Sabía que no se debe alabar a un niño en su presencia.

—¡Oh, señorita, es todavía más notable! Si tiene usted una buena opinión de esta criatura… ¡imagine! —y se interrumpió sosteniendo una fuente en la mano, mientras la niña nos miraba con una plácida expresión en los ojos.

—¿Qué debo imaginar?

—¡Nuestro pequeño caballero la va a fascinar!

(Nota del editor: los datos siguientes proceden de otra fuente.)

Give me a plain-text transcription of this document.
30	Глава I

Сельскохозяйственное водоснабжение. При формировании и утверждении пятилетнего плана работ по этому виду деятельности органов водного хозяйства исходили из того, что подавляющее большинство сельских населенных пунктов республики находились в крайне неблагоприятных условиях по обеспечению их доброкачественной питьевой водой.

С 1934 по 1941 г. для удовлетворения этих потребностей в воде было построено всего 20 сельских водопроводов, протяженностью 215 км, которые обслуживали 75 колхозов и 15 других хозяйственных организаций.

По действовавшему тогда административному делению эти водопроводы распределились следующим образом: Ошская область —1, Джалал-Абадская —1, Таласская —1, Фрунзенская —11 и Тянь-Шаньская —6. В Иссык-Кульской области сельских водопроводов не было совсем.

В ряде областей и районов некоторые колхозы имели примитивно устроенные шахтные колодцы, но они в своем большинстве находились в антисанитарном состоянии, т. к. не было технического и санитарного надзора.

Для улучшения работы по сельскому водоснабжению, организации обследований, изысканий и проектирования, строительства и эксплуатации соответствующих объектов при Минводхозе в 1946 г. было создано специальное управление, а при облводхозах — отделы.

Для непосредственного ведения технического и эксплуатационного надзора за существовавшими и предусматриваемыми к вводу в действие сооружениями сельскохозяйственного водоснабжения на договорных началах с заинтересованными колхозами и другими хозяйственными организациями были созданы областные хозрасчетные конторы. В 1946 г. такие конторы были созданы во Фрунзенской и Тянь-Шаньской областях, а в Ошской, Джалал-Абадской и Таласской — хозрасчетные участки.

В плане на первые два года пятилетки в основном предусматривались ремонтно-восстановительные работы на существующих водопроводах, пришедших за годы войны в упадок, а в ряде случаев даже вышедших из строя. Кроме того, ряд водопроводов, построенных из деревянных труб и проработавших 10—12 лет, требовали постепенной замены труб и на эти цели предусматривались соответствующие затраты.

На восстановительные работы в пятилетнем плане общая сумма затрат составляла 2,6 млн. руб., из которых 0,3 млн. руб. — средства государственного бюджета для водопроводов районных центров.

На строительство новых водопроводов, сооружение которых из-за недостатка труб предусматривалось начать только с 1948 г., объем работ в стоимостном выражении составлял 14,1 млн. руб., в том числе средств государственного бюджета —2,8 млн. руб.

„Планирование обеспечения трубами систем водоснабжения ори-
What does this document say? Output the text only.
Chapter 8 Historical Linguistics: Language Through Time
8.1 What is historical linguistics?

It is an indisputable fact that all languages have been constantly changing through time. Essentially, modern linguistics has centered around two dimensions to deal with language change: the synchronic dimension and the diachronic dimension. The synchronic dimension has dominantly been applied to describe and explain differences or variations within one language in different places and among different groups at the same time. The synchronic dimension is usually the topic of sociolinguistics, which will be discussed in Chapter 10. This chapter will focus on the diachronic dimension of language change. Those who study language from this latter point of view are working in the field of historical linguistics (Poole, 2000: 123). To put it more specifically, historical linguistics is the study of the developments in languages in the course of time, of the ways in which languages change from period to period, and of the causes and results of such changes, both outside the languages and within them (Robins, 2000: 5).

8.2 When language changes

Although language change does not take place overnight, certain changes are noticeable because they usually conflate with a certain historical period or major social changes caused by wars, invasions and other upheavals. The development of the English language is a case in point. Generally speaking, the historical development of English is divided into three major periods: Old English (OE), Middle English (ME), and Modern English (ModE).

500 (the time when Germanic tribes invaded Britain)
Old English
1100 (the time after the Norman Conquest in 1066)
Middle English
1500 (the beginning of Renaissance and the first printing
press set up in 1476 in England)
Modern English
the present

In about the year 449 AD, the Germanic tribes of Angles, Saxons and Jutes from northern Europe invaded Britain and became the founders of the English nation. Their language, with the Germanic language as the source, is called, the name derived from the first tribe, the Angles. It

—Muy bien, muy bien; creo que para eso he venido… para que alguien me fascine. Lo que me temo —no pude evitar añadir— es que resulto muy fácil de fascinar. Y creo que ya me ocurrió eso en Londres.

Puedo ver aún la ancha cara de la señora Grose al oírme decir aquellas palabras.

—¿En Harley Street? —me preguntó.

—Sí.

—Bueno, no es usted la primera, señorita, y tampoco va a ser la última.

—¡Oh, no tengo ninguna pretensión —dije, echándome a reír— de ser la única! De cualquier manera, tengo entendido que mi otro alumno llega mañana, ¿no es así?

—No mañana…, sino el viernes, señorita. Vendrá de la misma manera que usted: en la diligencia, al cuidado del cochero, y luego lo esperará la calesa.

Me permití expresar que lo adecuado, así como lo más agradable y cordial, sería que fuera yo con su hermana a esperarlo a la carretera; idea que la señora Grose acogió con tanto entusiasmo, que tomé su actitud como una especie de promesa de apoyo —¡nunca desmentida, a Dios gracias!—, un juramento de que estaríamos en todo unidas. ¡Sí, se sentía feliz de tenerme a su lado!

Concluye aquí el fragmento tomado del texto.